The pancreas is normal in size and measures as follows: head-2.2cm; body- 0.9cm; and tail-1.1
cm in its AP diameters, respectively. Its parenchymal echotexture is homogenous. The pancreatic
duct is not dilated. No mass/ calcifications seen. The spleen is normal in size, with a length of 8.4
cm. It has a homogenous parenchymal echotexture. No focal lesion/mass noted.
The aorta and inferior vena cava are normal in caliber, with no internal echoes. No para-aortic
masses.
Both kidneys have increased parenchymal echogenicities, grade 1. The cortico-medullary
junctions are well-defined. There is no significant disparity in the size of the kidneys.
The right kidney measures 9.0 x 6.0 x 4.1 cm (LxWXAP) with parenchymal thickness of 1.2 cm.
The left kidney measures 9.1 x 5.3 x4.1 cm (LxWXAP) with parenchymal thickness of 1.3 cm.
The central echo complexes are intact. The ureters are normal in caliber. No mass or lithiasis is
noted.
The urinary bladder is underfilled precluding its adequate assessment.
The uterus is anteverted and measures about 5.2 x 3.0 x 1.5 cm (LxWxAP). The endometrial
stripe is not thickened. No focal lesion is seen.

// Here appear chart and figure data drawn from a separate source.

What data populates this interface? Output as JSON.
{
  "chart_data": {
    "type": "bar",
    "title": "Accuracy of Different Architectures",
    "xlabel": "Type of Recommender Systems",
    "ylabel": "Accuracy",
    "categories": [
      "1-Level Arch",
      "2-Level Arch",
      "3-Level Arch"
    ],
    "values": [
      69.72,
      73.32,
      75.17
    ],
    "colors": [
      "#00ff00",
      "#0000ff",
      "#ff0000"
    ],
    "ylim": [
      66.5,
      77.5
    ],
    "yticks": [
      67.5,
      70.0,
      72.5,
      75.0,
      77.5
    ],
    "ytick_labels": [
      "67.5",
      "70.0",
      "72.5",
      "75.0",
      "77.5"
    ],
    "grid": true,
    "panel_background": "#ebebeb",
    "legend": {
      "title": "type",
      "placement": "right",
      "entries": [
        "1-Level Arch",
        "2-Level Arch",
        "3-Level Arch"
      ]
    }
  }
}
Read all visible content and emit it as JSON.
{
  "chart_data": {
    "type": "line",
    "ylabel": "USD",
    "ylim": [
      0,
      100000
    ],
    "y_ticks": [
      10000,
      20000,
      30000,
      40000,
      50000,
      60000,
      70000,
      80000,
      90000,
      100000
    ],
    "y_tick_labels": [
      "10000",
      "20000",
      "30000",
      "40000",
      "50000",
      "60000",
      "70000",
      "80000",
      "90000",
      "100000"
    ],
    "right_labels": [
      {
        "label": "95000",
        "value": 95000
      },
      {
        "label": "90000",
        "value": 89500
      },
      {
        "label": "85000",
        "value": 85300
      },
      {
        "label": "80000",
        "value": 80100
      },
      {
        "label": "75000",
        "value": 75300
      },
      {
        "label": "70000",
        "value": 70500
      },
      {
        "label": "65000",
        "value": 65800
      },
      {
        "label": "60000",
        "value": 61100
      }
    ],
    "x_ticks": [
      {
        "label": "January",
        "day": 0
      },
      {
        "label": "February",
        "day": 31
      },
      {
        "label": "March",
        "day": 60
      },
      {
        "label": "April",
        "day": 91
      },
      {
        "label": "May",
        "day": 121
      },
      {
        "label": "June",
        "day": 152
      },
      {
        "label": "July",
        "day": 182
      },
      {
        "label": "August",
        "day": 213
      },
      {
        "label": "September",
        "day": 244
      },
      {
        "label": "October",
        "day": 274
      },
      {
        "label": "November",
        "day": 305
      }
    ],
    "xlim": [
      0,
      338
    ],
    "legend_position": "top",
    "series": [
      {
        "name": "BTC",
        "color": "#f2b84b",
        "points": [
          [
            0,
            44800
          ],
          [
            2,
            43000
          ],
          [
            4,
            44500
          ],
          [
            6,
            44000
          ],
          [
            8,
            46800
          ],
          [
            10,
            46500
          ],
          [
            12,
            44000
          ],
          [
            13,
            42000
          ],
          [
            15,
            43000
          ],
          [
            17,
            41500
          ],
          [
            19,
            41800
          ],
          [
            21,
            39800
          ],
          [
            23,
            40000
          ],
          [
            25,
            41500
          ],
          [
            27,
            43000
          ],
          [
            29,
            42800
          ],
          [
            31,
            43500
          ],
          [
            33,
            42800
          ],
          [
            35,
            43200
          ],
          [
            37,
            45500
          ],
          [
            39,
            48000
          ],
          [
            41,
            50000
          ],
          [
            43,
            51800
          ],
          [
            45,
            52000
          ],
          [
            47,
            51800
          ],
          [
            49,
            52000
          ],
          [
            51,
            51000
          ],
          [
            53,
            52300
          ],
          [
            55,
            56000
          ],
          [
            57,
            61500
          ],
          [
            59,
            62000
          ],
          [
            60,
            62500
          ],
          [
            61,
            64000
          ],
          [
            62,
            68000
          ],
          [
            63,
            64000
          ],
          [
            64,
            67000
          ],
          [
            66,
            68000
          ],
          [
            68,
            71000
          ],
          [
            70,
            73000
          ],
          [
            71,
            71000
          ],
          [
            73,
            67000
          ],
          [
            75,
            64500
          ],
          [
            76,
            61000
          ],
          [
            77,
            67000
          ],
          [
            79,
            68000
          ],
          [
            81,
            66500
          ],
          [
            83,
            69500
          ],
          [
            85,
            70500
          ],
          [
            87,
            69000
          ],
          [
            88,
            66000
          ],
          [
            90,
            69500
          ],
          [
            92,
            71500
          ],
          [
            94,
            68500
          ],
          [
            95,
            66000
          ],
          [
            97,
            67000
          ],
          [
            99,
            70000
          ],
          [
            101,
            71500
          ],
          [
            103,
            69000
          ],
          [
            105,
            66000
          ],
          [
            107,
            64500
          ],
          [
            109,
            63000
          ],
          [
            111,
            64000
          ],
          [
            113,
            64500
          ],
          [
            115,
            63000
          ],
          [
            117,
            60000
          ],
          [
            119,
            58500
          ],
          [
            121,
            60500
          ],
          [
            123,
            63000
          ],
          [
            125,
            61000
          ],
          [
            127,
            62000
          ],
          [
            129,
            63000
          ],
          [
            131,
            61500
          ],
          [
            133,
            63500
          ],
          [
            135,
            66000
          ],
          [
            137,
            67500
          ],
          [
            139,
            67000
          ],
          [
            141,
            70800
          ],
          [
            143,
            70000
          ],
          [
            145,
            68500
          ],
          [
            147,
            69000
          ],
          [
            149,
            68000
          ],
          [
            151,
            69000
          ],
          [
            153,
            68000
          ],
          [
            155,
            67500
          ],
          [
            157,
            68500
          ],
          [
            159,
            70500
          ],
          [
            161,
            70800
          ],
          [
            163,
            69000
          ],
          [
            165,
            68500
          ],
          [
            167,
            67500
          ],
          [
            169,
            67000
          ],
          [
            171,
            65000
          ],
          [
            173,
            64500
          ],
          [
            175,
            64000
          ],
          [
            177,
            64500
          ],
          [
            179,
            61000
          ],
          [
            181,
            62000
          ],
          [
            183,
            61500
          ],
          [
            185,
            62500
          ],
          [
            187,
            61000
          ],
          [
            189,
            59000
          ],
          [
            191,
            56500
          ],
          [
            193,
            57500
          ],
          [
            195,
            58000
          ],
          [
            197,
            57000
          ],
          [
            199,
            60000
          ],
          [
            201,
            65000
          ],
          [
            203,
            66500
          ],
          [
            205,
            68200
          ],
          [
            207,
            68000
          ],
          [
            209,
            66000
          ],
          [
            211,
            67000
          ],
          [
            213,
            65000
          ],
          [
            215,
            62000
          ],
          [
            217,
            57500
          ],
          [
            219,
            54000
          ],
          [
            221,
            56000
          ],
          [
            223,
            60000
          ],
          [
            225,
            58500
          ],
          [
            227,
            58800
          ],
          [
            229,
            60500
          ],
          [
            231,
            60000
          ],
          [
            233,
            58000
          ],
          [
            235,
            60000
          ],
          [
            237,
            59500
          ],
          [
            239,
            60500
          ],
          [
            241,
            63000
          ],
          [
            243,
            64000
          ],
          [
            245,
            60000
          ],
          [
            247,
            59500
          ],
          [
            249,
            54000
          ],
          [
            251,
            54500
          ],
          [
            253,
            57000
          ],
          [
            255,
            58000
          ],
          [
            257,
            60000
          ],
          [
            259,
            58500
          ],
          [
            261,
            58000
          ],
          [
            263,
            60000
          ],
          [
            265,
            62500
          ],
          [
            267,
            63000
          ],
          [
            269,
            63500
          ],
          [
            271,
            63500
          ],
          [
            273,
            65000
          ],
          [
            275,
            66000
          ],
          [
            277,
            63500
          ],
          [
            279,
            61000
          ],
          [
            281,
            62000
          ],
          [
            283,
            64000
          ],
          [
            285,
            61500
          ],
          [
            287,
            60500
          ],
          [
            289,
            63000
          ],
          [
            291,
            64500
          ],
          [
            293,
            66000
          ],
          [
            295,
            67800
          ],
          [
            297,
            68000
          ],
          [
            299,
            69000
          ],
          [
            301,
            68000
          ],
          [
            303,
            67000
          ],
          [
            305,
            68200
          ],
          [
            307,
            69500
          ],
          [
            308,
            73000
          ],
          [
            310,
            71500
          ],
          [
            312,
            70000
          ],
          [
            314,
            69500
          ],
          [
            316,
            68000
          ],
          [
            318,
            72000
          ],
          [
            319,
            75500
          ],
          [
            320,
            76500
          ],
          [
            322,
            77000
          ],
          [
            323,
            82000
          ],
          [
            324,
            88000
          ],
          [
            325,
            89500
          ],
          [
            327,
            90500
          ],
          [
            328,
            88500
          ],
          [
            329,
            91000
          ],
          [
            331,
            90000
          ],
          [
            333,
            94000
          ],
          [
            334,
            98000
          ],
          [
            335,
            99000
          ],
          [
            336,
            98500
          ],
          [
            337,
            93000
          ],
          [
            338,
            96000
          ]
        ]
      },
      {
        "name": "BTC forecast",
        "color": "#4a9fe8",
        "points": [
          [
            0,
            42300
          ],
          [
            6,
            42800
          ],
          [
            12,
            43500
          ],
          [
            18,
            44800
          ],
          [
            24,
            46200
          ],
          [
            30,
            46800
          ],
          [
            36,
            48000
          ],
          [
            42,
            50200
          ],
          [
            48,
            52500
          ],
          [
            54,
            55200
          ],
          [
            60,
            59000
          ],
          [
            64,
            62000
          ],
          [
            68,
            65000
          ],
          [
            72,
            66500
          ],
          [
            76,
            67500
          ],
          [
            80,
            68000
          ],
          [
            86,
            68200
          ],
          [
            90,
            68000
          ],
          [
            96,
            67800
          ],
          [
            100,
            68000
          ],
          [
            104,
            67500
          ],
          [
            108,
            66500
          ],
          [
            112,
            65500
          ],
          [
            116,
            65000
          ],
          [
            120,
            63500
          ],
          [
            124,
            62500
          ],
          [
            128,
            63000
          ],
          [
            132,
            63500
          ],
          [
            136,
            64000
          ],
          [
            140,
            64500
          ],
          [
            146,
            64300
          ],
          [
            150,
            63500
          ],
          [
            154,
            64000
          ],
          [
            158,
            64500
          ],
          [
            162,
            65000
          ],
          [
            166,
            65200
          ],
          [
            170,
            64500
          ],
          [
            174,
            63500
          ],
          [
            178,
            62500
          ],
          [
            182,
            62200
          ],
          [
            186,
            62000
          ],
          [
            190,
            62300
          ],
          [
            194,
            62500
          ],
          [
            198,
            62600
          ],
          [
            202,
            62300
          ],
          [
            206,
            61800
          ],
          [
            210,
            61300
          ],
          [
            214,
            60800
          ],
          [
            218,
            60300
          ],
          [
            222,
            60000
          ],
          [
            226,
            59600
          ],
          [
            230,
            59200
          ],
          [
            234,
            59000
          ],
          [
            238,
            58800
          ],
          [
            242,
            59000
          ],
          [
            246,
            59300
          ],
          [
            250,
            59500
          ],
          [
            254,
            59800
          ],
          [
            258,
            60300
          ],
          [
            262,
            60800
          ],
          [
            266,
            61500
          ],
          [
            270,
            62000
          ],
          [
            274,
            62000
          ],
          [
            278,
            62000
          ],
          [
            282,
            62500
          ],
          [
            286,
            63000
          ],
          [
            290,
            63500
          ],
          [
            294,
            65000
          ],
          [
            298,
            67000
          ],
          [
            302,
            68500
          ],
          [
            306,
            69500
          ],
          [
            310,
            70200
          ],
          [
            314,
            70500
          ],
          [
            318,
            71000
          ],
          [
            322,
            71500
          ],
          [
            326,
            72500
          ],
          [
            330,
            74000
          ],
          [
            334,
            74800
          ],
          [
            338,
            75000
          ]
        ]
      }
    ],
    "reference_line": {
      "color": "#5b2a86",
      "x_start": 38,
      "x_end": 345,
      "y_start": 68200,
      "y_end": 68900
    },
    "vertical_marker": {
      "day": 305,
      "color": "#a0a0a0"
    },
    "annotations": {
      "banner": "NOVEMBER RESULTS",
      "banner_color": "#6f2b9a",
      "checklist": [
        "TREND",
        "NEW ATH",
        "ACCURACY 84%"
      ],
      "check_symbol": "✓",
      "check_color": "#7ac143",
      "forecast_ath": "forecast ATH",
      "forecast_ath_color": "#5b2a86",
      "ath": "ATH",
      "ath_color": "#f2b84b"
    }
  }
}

The ovaries are not visualized.
No adnexal mass is noted.
Minimal free fluid is noted in the abdominopelvic cavity.
REMARKS:
 DIFFUSE RENAL PARENCHYMAL DISEASE, BILATERAL
 MINIMAL ASCITES.
 SONOGRAPHICALLY NORMAL LIVER, BILIARY TREE, GALLBLADDER,
PANCREAS, SPLEEN AND UTERUS

SIGNIFICANCE:
Abdominal ultrasound imaging is performed to evaluate organs such as the kidneys, liver,
gallbladder, pancreas and spleen. It can help to diagnose a number of conditions including
abdominal pains, inflamed appendix, enlarged abdominal organ or aneurysm in the abdominal
aorta or stones in the gallbladder or kidney.